An Interview with Willson Cuaca

26 November 2015, by Media

Interviewee : Willson Cuaca, Co-Founder & Managing Partner of East Ventures

Indonesia's Opportunities as a Mobile First Country


As we all know, Indonesia’s startup scene is on the rise, especially in this past couple of years. We see many successful startups dominating the market in Indonesia. Names such as Bukalapak, Traveloka, Gojek, are just some of the few familiar names circulating the startup scene. Now, more and more startups struggle to rise, each finding ways to solve the many of problems Indonesia is facing. With this trend, international venture capital firms are turning their eyes to Indonesia, in search for the next breakthrough. IDByte Digital Trends caught up with Willson Cuaca, Co-Founder & Managing Partner of East Ventures to talk about Indonesia’s opportunities as a mobile-first country.

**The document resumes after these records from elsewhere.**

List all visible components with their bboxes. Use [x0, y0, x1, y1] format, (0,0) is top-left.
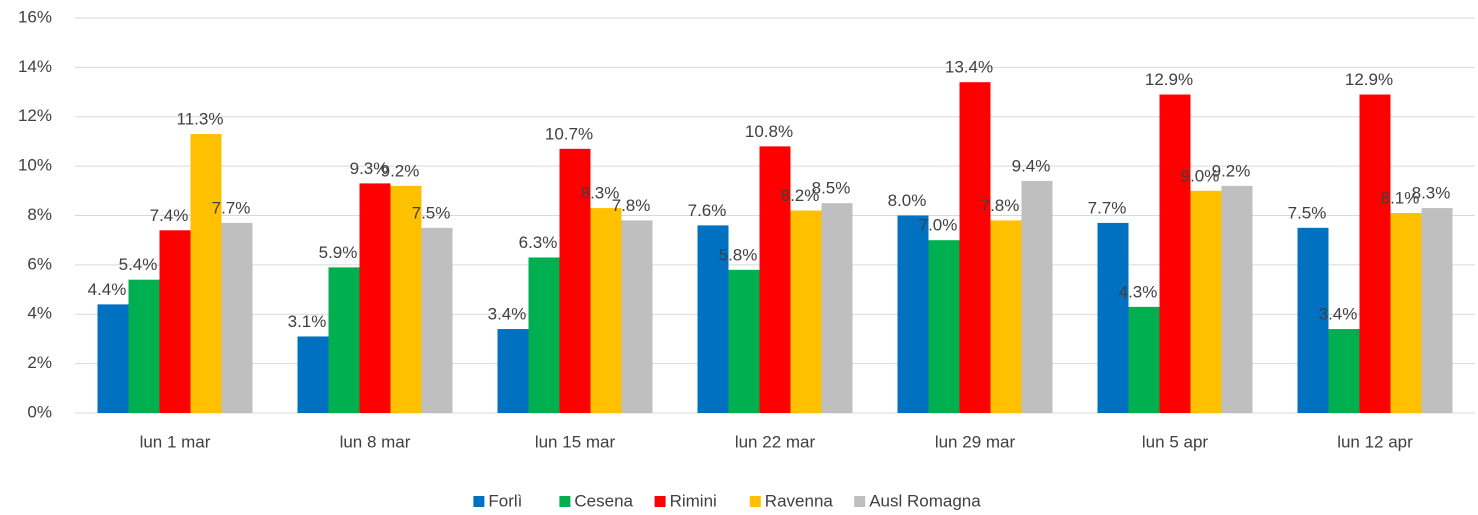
value-label: 8.5% — [812, 179, 851, 198]
bar — [697, 225, 729, 413]
legend-swatch — [473, 496, 485, 507]
bar — [559, 148, 591, 413]
x-tick-label: lun 22 mar — [735, 432, 816, 451]
bar — [1390, 213, 1422, 413]
y-tick-label: 16% — [18, 7, 52, 26]
legend-label: Ausl Romagna — [869, 491, 981, 510]
legend-swatch — [854, 496, 866, 507]
value-label: 9.0% — [1181, 166, 1220, 185]
value-label: 10.8% — [745, 122, 793, 141]
value-label: 9.2% — [381, 161, 420, 180]
bar — [159, 230, 191, 413]
bar — [97, 304, 129, 413]
value-label: 5.9% — [319, 243, 358, 262]
legend-swatch — [559, 496, 571, 507]
legend-swatch — [654, 496, 666, 507]
value-label: 5.8% — [719, 245, 758, 264]
y-tick-label: 8% — [27, 205, 52, 224]
legend-label: Cesena — [574, 491, 633, 510]
value-label: 3.4% — [488, 305, 527, 324]
value-label: 10.7% — [545, 124, 593, 143]
y-tick-label: 0% — [27, 402, 52, 421]
value-label: 3.4% — [1319, 305, 1358, 324]
y-tick-label: 10% — [18, 156, 52, 175]
bar — [1359, 94, 1391, 413]
x-tick-label: lun 29 mar — [935, 432, 1016, 451]
bar — [1128, 306, 1160, 413]
value-label: 8.1% — [1381, 189, 1420, 208]
bar — [328, 267, 360, 413]
bar — [1021, 180, 1053, 413]
bar — [959, 82, 991, 413]
value-label: 12.9% — [1145, 70, 1193, 89]
bar — [297, 336, 329, 413]
value-label: 7.4% — [150, 206, 189, 225]
value-label: 7.7% — [1088, 198, 1127, 217]
value-label: 6.3% — [519, 233, 558, 252]
value-label: 8.3% — [1412, 184, 1451, 203]
x-tick-label: lun 8 mar — [340, 432, 411, 451]
bar — [190, 134, 222, 413]
bar — [897, 215, 929, 413]
bar — [1328, 329, 1360, 413]
value-label: 9.3% — [350, 159, 389, 178]
value-label: 4.3% — [1119, 282, 1158, 301]
legend-label: Ravenna — [765, 491, 834, 510]
bar — [1421, 208, 1453, 413]
value-label: 7.6% — [688, 201, 727, 220]
value-label: 12.9% — [1345, 70, 1393, 89]
value-label: 4.4% — [88, 280, 127, 299]
value-label: 7.8% — [981, 196, 1020, 215]
bar — [421, 227, 453, 413]
x-tick-label: lun 5 apr — [1142, 432, 1208, 451]
bar — [790, 210, 822, 413]
value-label: 7.8% — [612, 196, 651, 215]
y-tick-label: 2% — [27, 353, 52, 372]
bar — [128, 279, 160, 413]
x-tick-label: lun 15 mar — [535, 432, 616, 451]
bar — [1297, 227, 1329, 413]
value-label: 5.4% — [119, 255, 158, 274]
value-label: 8.3% — [581, 184, 620, 203]
value-label: 9.4% — [1012, 156, 1051, 175]
value-label: 3.1% — [288, 312, 327, 331]
legend-label: Rimini — [670, 491, 717, 510]
bar — [759, 146, 791, 413]
bar — [497, 329, 529, 413]
y-tick-label: 14% — [18, 57, 52, 76]
y-tick-label: 6% — [27, 254, 52, 273]
value-label: 11.3% — [177, 110, 224, 129]
bar — [990, 220, 1022, 413]
bar — [528, 257, 560, 413]
legend-swatch — [749, 496, 761, 507]
bar — [1221, 185, 1253, 413]
bar — [390, 185, 422, 413]
x-tick-label: lun 1 mar — [140, 432, 211, 451]
legend-label: Forlì — [488, 491, 522, 510]
bar — [359, 183, 391, 413]
bar — [621, 220, 653, 413]
value-label: 7.0% — [919, 216, 958, 235]
bar — [590, 208, 622, 413]
value-label: 8.2% — [781, 186, 820, 205]
value-label: 7.7% — [212, 198, 251, 217]
bar — [928, 240, 960, 413]
bar — [221, 222, 253, 413]
bar — [1097, 222, 1129, 413]
bar — [821, 203, 853, 413]
x-tick-label: lun 12 apr — [1337, 432, 1413, 451]
value-label: 13.4% — [945, 58, 993, 77]
value-label: 9.2% — [1212, 161, 1251, 180]
y-tick-label: 4% — [27, 304, 52, 323]
value-label: 7.5% — [1288, 203, 1327, 222]
value-label: 8.0% — [888, 191, 927, 210]
bar — [1190, 190, 1222, 413]
bar — [1159, 94, 1191, 413]
bar — [728, 269, 760, 413]
y-tick-label: 12% — [18, 106, 52, 125]
value-label: 7.5% — [412, 203, 451, 222]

While Indonesia’s tech infrastructure is developing, and mobile penetration reaching 112%, Indonesian startups are still behind other Asian countries such as China, Japan and India, according to Willson Cuaca, Co-Founder and Managing Partner at East Ventures. “However, Indonesia is catching up very fast and in South East Asia, I can confidently say Indonesia is leading now,”he said.

That being said, the presence of Venture Capital firms plays a crucial role in boosting Indonesia’s tech ecosystem. Aside from funding, VCs provide startups the know-how, mentoring and community support. “Our portfolio’s founders and co-founders are the most valuable knowledge base for all upcoming entrepreneurs,”Willson explained, “We are like an extension of your family, and we call ourselves the EV Family.”

Surprisingly, what makes Indonesia a unique landscape for tech is inefficiency, which serves as the root of most problems in the country. The problems in the Indonesian society actually create a huge opportunity for tech startups to solve. Other than that, of course, Indonesia’s market size, plus its rising middle class and young population is very attractive for investors.

As a mobile-first country, Indonesia presents many opportunities for startup to grow. “We see mobile as a distribution platform. With more people using mobile as part of their lifestyle, startups must embark on this platform and capitalize the opportunity,” Willson said. With mobile in mind, it is also important for expansion of 4G connection across the nation. “Faster internet increases productivity and as a result increases our GDP. Better GDP per capita, better spending power translate into better economy,” explains Willson.

With a unique landscape and market, Indonesia indeed has got what it takes to surpass other nations in the region. What the country needs is improved connectivity and infrastructure that will support development of Indonesia’s tech and digital ecosystem. As for aspiring startups across the nation, Willson just have one simple advice to attract investor funding,“Target big category, and show good traction.”